Before that could happen, she strode to the center of the chamber. Into the gap between the two groups; into the path of danger. With nothing more than a deck of cards in her hand.

She held up Warp and Weft, turning in a slow circle for all to see. The card of union . . . or, when masked, the card of permanent dissolution. “My reputation you already know, and I tell you now that you face a choice. Whether you will bind together, or tear apart.” She drew a second card: Constant Ivan’s Oath. “Whether trust will rule you, or betrayal. But before you decide, consider this.”

A third card: Orin and Orasz, the twin moons, and the card of duality. “When I tell you that Andrejek speaks true, know that I say this not only as a szorsa conceived during the Great Dream. I say it as one touched by Ažerais herself.”

With a street performer’s flourish, she made her deck vanish — replaced by a piece of lace.

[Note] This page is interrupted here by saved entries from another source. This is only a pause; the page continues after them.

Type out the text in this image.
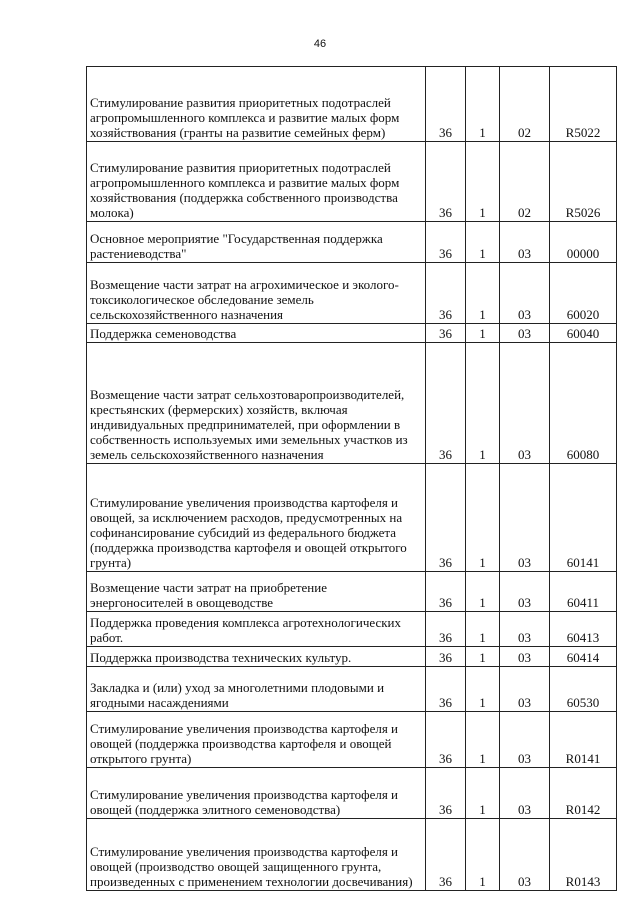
46
Стимулирование развития приоритетных подотраслей агропромышленного комплекса и развитие малых форм хозяйствования (гранты на развитие семейных ферм)	36	1	02	R5022
Стимулирование развития приоритетных подотраслей агропромышленного комплекса и развитие малых форм хозяйствования (поддержка собственного производства молока)	36	1	02	R5026
Основное мероприятие "Государственная поддержка растениеводства"	36	1	03	00000
Возмещение части затрат на агрохимическое и эколого-токсикологическое обследование земель сельскохозяйственного назначения	36	1	03	60020
Поддержка семеноводства	36	1	03	60040
Возмещение части затрат сельхозтоваропроизводителей, крестьянских (фермерских) хозяйств, включая индивидуальных предпринимателей, при оформлении в собственность используемых ими земельных участков из земель сельскохозяйственного назначения	36	1	03	60080
Стимулирование увеличения производства картофеля и овощей, за исключением расходов, предусмотренных на софинансирование субсидий из федерального бюджета (поддержка производства картофеля и овощей открытого грунта)	36	1	03	60141
Возмещение части затрат на приобретение энергоносителей в овощеводстве	36	1	03	60411
Поддержка проведения комплекса агротехнологических работ.	36	1	03	60413
Поддержка производства технических культур.	36	1	03	60414
Закладка и (или) уход за многолетними плодовыми и ягодными насаждениями	36	1	03	60530
Стимулирование увеличения производства картофеля и овощей (поддержка производства картофеля и овощей открытого грунта)	36	1	03	R0141
Стимулирование увеличения производства картофеля и овощей (поддержка элитного семеноводства)	36	1	03	R0142
Стимулирование увеличения производства картофеля и овощей (производство овощей защищенного грунта, произведенных с применением технологии досвечивания)	36	1	03	R0143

She measured the impact of her transformation in the reactions of those around her: in Idusza’s startled gasp and the widening of Andrejek’s eyes. In the way Branek’s hand shook as he drew his knife, and the curse that slipped from Tserdev’s lips.

In Vargo’s smirk, Varuni’s slow blink, and the hand Sedge splayed over his face.

Bowing hand-to-heart, her gaze swept the room and the startled Anduske. “I say it as the Black Rose.”

“A–a puppet of the ziemetse,” Branek stuttered, thrusting his knife in her direction, as several of those who’d edged toward him started to edge away. “Is she not the one who handed [x] and Šidjin over to them?”

Ren spread her black-gloved hands. “I don’t deny it. But everything I do is to protect the children of Ažerais.”

Against Branek’s frightened accusation, Andrejek’s voice came like a wash of cool water. “Nothing will be solved here, like this, with so many of our brothers and sisters not present. I ask not that you choose now. Only that you follow long enough to listen without the interference of outsiders.” He gestured at Vargo, at Tserdev. And even at the Rose herself. Then he held up his empty hands. “And without the threat of violence.”

Branek’s expression twisted ugly again. “There is nothing in you worth listening to. Your spine you have lost, Andrejek. The Anduske need better than you.”

“That is for them to decide,” Andrejek said calmly.

And they did — at least for the moment. No one threw a punch or a knife; as Andrejek began heading for his exit, the ones who had moved to his side went with him. So did some of those nearer to Branek. Not all . . . but to Ren’s eye, the end tally was roughly an even split. For a meeting that could have ended in disaster, with her and Vargo’s crew fleeing for the safety of the warded temple, that was a victory.

But Tanaquis’ words haunted her. Tricat in the dream was affecting them all. How much of this schism could be laid at her own feet, because she let that medallion fall?